Desconcerto
Quase todas as pessoas de qualidade com quem me cruzei atravessaram nas suas vidas períodos de dificuldades. Também conheci muitos videirinhos, que andavam sempre contentes. Há um poema de Luís de Camões, Esparsa ao Desconcerto do Mundo, cujos primeiros versos descrevem este fenómeno de forma exemplar:
Os bons vi sempre passar
No mundo graves tormentos;
E para mais me espantar,
Os maus vi sempre nadar
Em mar de contentamentos.
(…)
O poeta achava que este desconcerto era do mundo, não apenas português, mas o facto é que conheço pessoas de qualidade que, lá fora, cumpriram o potencial. Se tivessem ficado, estes indivíduos seriam como os outros, com as mesmas histórias de chefes tóxicos, frustrações acumuladas, trabalhos não reconhecidos; teriam sido ultrapassados pelo mandarete recomendado ou pelo medíocre temido; teriam sido bloqueados pela «apagada e vil tristeza» de um País que se arrasta na pantanosa incapacidade.
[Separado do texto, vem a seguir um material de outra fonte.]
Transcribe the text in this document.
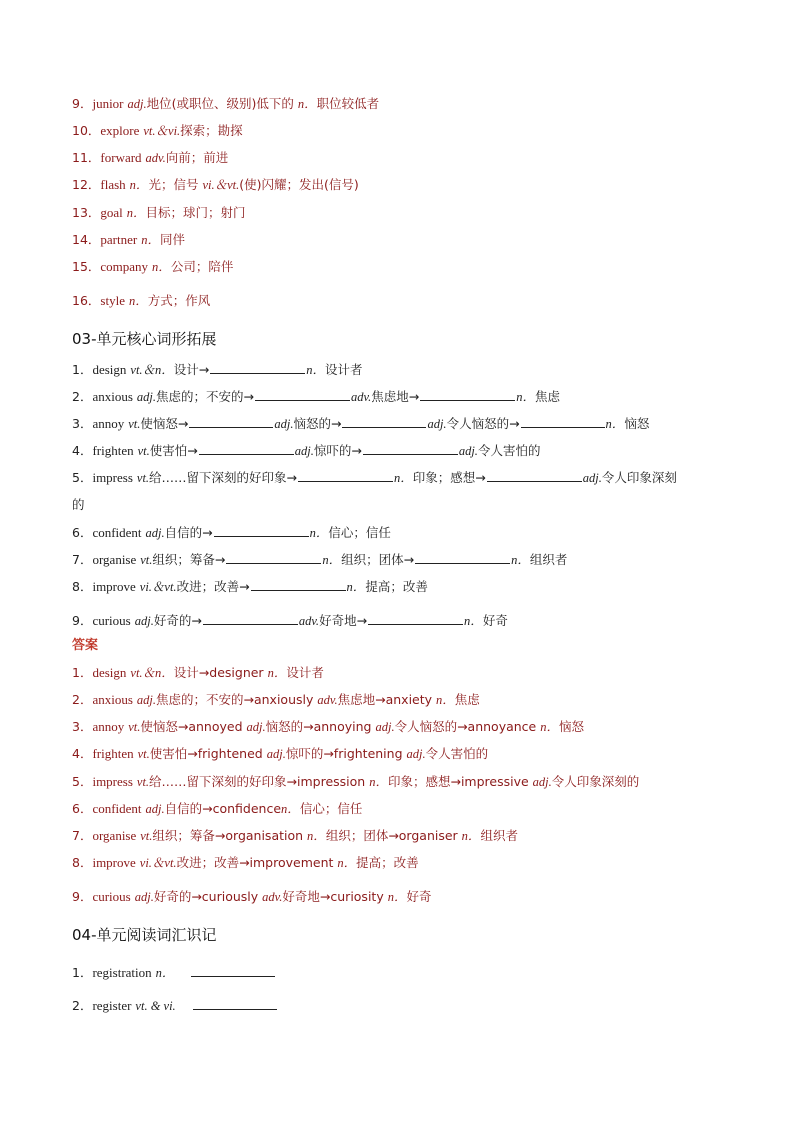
9．junior adj.地位(或职位、级别)低下的 n．职位较低者
10．explore vt.＆vi.探索；勘探
11．forward adv.向前；前进
12．flash n．光；信号 vi.＆vt.(使)闪耀；发出(信号)
13．goal n．目标；球门；射门
14．partner n．同伴
15．company n．公司；陪伴
16．style n．方式；作风
03-单元核心词形拓展
1．design vt.＆n．设计→	n．设计者
2．anxious adj.焦虑的；不安的→	adv.焦虑地→	n．焦虑
3．annoy vt.使恼怒→	adj.恼怒的→	adj.令人恼怒的→	n．恼怒
4．frighten vt.使害怕→	adj.惊吓的→	adj.令人害怕的
5．impress vt.给……留下深刻的好印象→	n．印象；感想→	adj.令人印象深刻
的
6．confident adj.自信的→	n．信心；信任
7．organise vt.组织；筹备→	n．组织；团体→	n．组织者
8．improve vi.＆vt.改进；改善→	n．提高；改善
9．curious adj.好奇的→	adv.好奇地→	n．好奇
答案
1．design vt.＆n．设计→designer n．设计者
2．anxious adj.焦虑的；不安的→anxiously adv.焦虑地→anxiety n．焦虑
3．annoy vt.使恼怒→annoyed adj.恼怒的→annoying adj.令人恼怒的→annoyance n．恼怒
4．frighten vt.使害怕→frightened adj.惊吓的→frightening adj.令人害怕的
5．impress vt.给……留下深刻的好印象→impression n．印象；感想→impressive adj.令人印象深刻的
6．confident adj.自信的→confidencen．信心；信任
7．organise vt.组织；筹备→organisation n．组织；团体→organiser n．组织者
8．improve vi.＆vt.改进；改善→improvement n．提高；改善
9．curious adj.好奇的→curiously adv.好奇地→curiosity n．好奇
04-单元阅读词汇识记
1．registration n．
2．register vt. & vi.
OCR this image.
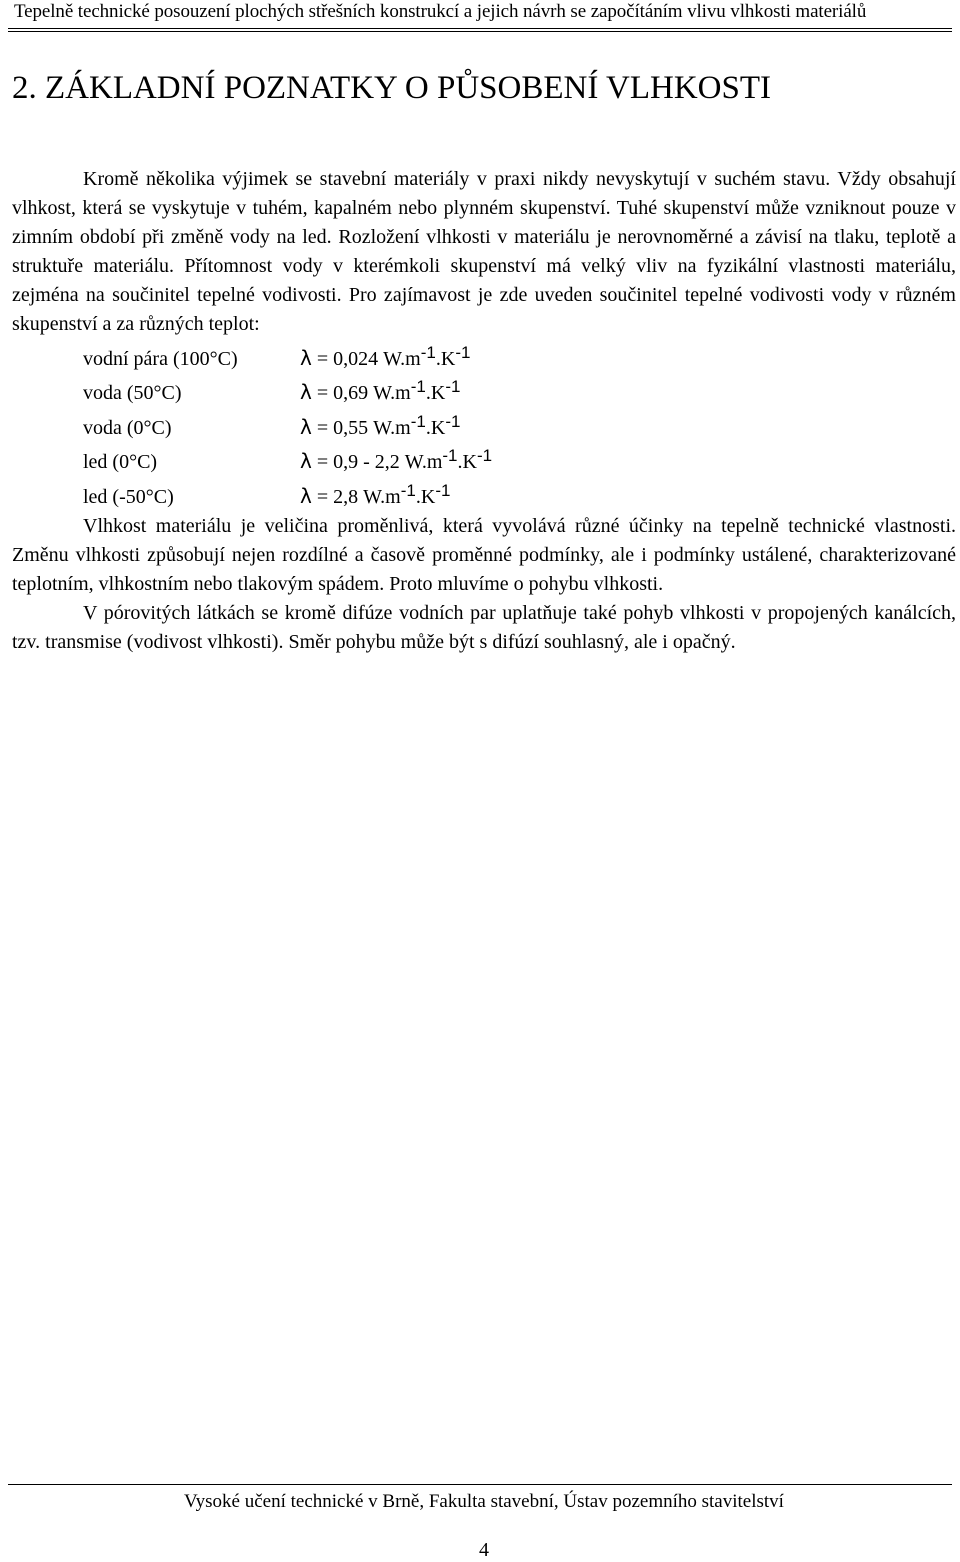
Tepelně technické posouzení plochých střešních konstrukcí a jejich návrh se započítáním vlivu vlhkosti materiálů
2. ZÁKLADNÍ POZNATKY O PŮSOBENÍ VLHKOSTI

Kromě několika výjimek se stavební materiály v praxi nikdy nevyskytují v suchém stavu. Vždy obsahují vlhkost, která se vyskytuje v tuhém, kapalném nebo plynném skupenství. Tuhé skupenství může vzniknout pouze v zimním období při změně vody na led. Rozložení vlhkosti v materiálu je nerovnoměrné a závisí na tlaku, teplotě a struktuře materiálu. Přítomnost vody v kterémkoli skupenství má velký vliv na fyzikální vlastnosti materiálu, zejména na součinitel tepelné vodivosti. Pro zajímavost je zde uveden součinitel tepelné vodivosti vody v různém skupenství a za různých teplot:

vodní pára (100°C)	λ = 0,024 $W.m^{-1}.K^{-1}$
voda (50°C)	λ = 0,69 $W.m^{-1}.K^{-1}$
voda (0°C)	λ = 0,55 $W.m^{-1}.K^{-1}$
led (0°C)	λ = 0,9 - 2,2 $W.m^{-1}.K^{-1}$
led (-50°C)	λ = 2,8 $W.m^{-1}.K^{-1}$

Vlhkost materiálu je veličina proměnlivá, která vyvolává různé účinky na tepelně technické vlastnosti. Změnu vlhkosti způsobují nejen rozdílné a časově proměnné podmínky, ale i podmínky ustálené, charakterizované teplotním, vlhkostním nebo tlakovým spádem. Proto mluvíme o pohybu vlhkosti.

V pórovitých látkách se kromě difúze vodních par uplatňuje také pohyb vlhkosti v propojených kanálcích, tzv. transmise (vodivost vlhkosti). Směr pohybu může být s difúzí souhlasný, ale i opačný.

Vysoké učení technické v Brně, Fakulta stavební, Ústav pozemního stavitelství
4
Enfim, talvez o desconcerto seja mesmo do mundo: um pouco por todo o lado manifestam-se interesses poderosos, triunfam arrivistas e instalam-se coveiros de instituições. Certos conflitos estão a limitar as democracias e a transformar o exercício da liberdade em amálgamas indiferenciadas, sem identidade ou ética, onde os deuses do falso igualitarismo diluem e relativizam valores antigos. A sociedade fragmenta-se e o poder é efémero, a arte combate a beleza, cada tribo tem a sua interpretação da realidade. Admito que aquilo a que assistimos seja até a transição para um mundo melhor, mas o poema de Camões deixa a pairar a ideia de que o desconcerto é sobretudo sintoma de declínio ou da transformação do mundo dos fortes no mundo dos fracos, quando a esperança dos bons for substituída definitivamente pela tirania dos maus.